Malamnya, di pemakaman umum Namimori. Yamamoto memakai kemeja hitam dan seikat bunga digenggam di tangan kanannya. Dia membuka dompet yang dia terima tadi siang. Di situ ada beberapa lembar uang, kartu pengenal, kartu ATM, dan sebuah foto. Si korban dan kucingnya, Uri berfoto berdua. Si korban tampak tertawa dengan rambut silver terikat di belakang kepalanya, dan beberapa helai rambut terurai menutupi sudut luar kedua matanya. Yamamoto mengambil foto itu, ada tulisan di baliknya.

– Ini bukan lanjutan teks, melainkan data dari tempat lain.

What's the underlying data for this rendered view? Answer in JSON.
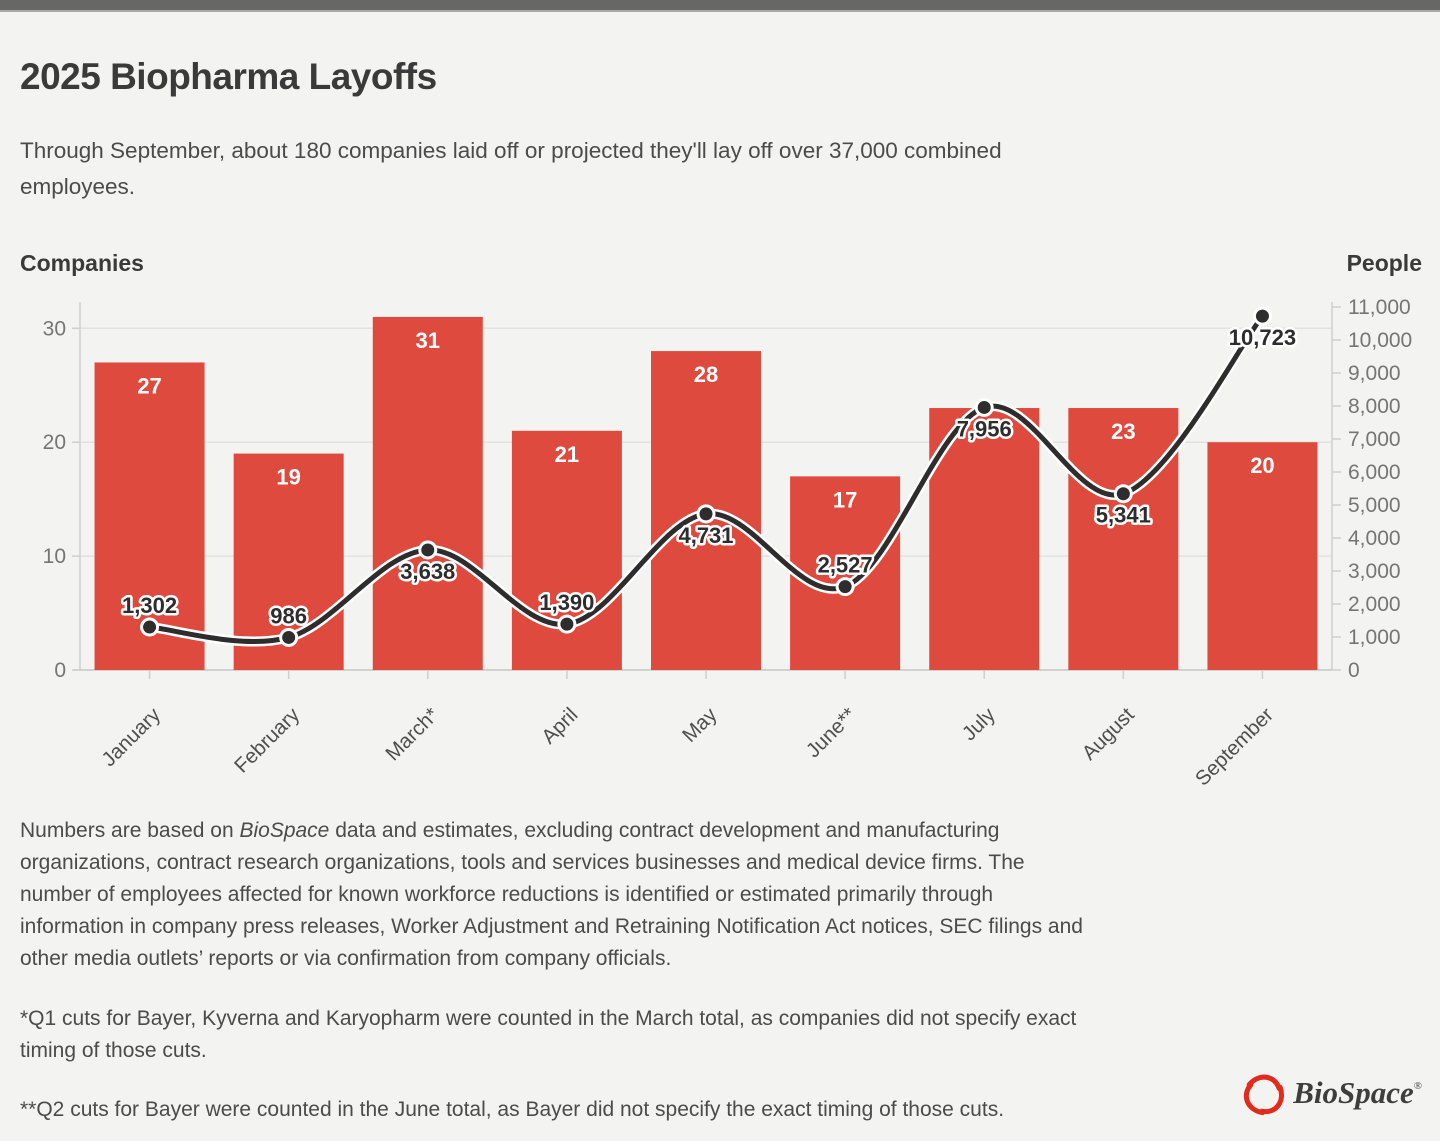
{
  "header": {
    "title": "2025 Biopharma Layoffs",
    "subtitle_line1": "Through September, about 180 companies laid off or projected they'll lay off over 37,000 combined",
    "subtitle_line2": "employees."
  },
  "axes": {
    "left_title": "Companies",
    "right_title": "People"
  },
  "colors": {
    "background": "#f3f3f1",
    "topbar": "#676766",
    "bar": "#df4a3f",
    "line": "#2d2d2d",
    "halo": "#ffffff",
    "grid": "#e2e2e0",
    "axis_line": "#cfcfcd",
    "tick_text": "#757575",
    "month_text": "#4f4f4f",
    "bar_label": "#ffffff",
    "line_label": "#2d2d2d",
    "logo_red": "#e02b1d"
  },
  "chart_data": {
    "type": "combo-bar-line",
    "title": "2025 Biopharma Layoffs",
    "categories": [
      "January",
      "February",
      "March*",
      "April",
      "May",
      "June**",
      "July",
      "August",
      "September"
    ],
    "category_ids": [
      "january",
      "february",
      "march",
      "april",
      "may",
      "june",
      "july",
      "august",
      "september"
    ],
    "series": [
      {
        "name": "Companies",
        "type": "bar",
        "axis": "left",
        "values": [
          27,
          19,
          31,
          21,
          28,
          17,
          23,
          23,
          20
        ],
        "value_labels": [
          "27",
          "19",
          "31",
          "21",
          "28",
          "17",
          "23",
          "23",
          "20"
        ],
        "label_visible": [
          true,
          true,
          true,
          true,
          true,
          true,
          false,
          true,
          true
        ]
      },
      {
        "name": "People",
        "type": "line",
        "axis": "right",
        "values": [
          1302,
          986,
          3638,
          1390,
          4731,
          2527,
          7956,
          5341,
          10723
        ],
        "value_labels": [
          "1,302",
          "986",
          "3,638",
          "1,390",
          "4,731",
          "2,527",
          "7,956",
          "5,341",
          "10,723"
        ],
        "label_side": [
          "above",
          "above",
          "below",
          "above",
          "below",
          "above",
          "below",
          "below",
          "below"
        ]
      }
    ],
    "left_axis": {
      "title": "Companies",
      "tick_values": [
        0,
        10,
        20,
        30
      ],
      "ticks": [
        "0",
        "10",
        "20",
        "30"
      ],
      "range": [
        0,
        32
      ]
    },
    "right_axis": {
      "title": "People",
      "tick_values": [
        0,
        1000,
        2000,
        3000,
        4000,
        5000,
        6000,
        7000,
        8000,
        9000,
        10000,
        11000
      ],
      "ticks": [
        "0",
        "1,000",
        "2,000",
        "3,000",
        "4,000",
        "5,000",
        "6,000",
        "7,000",
        "8,000",
        "9,000",
        "10,000",
        "11,000"
      ],
      "range": [
        0,
        11000
      ]
    },
    "grid": "horizontal",
    "legend": "none"
  },
  "notes": {
    "line1_pre": "Numbers are based on ",
    "line1_em": "BioSpace",
    "line1_post": " data and estimates, excluding contract development and manufacturing",
    "line2": "organizations, contract research organizations, tools and services businesses and medical device firms. The",
    "line3": "number of employees affected for known workforce reductions is identified or estimated primarily through",
    "line4": "information in company press releases, Worker Adjustment and Retraining Notification Act notices, SEC filings and",
    "line5": "other media outlets’ reports or via confirmation from company officials.",
    "footnote1_line1": "*Q1 cuts for Bayer, Kyverna and Karyopharm were counted in the March total, as companies did not specify exact",
    "footnote1_line2": "timing of those cuts.",
    "footnote2": "**Q2 cuts for Bayer were counted in the June total, as Bayer did not specify the exact timing of those cuts."
  },
  "logo": {
    "text": "BioSpace",
    "mark": "®"
  }
}
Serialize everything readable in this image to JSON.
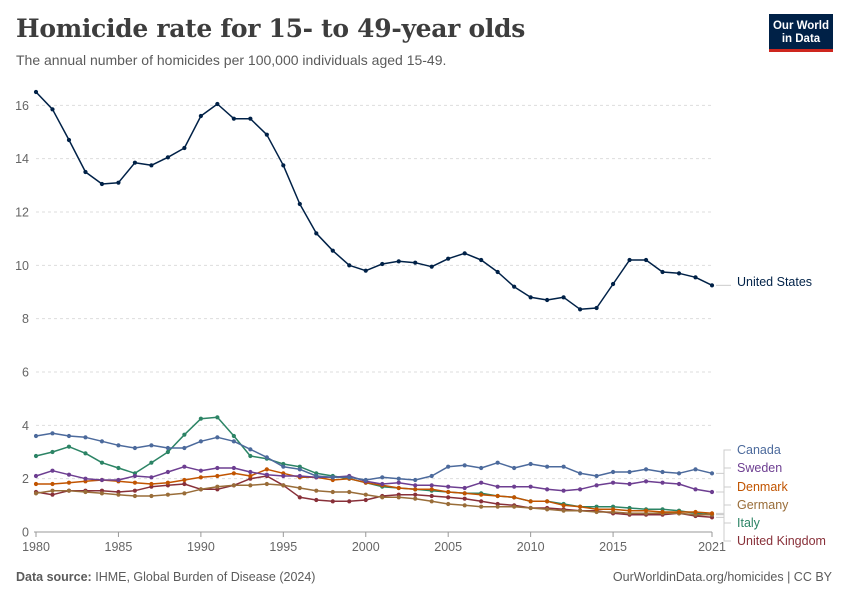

Gokudera Hayato dan Uri. 17 September 2000.
Sebagai pemadam kebakaran, Yamamoto juga sudah beberapa kali melihat kematian korban, tapi sekali lagi, korbannya yang satu itu terasa berbeda. Yamamoto merasa hatinya teriris perih. Dia kembalikan foto di tempatnya semula. Yamamoto menatap gundukan tanah yang masih baru di hadapannya. Nisan di ujung bertuliskan Gokudera Hayato dan Uri. Dia membungkuk, menaruh seikat bunga di tanah itu.
"Seandainya aku bertemu denganmu lebih awal, Gokudera." Yamamoto berkata sambil menutup matanya, di dadanya terasa sesak mengingat wajah Gokudera yang tersenyum dan wajah Gokudera yang ditemui saat kebakaran. Masih dalam keadaan mata terpejam, Yamamoto mendengar sebuah suara dari depannya.
"Terimakasih, Yamamoto." Yamamoto membuka mata. Dia lihat sesosok pria memeluk kucing berdiri dan tersenyum padanya. Kucing putih di pelukan mengeong. Lama-lama mereka menghilang dari hadapan Yamamoto. Yamamoto menarik nafas dan ikut tersenyum.
"Istirahat yang tenang, Gokudera, Uri." Yamamoto melangkahkan kaki pergi dari pemakaman Namimori. Kini tiap tahun, Yamamoto pasti berkunjung ke makam Gokudera dan Uri setiap tanggal 17 September.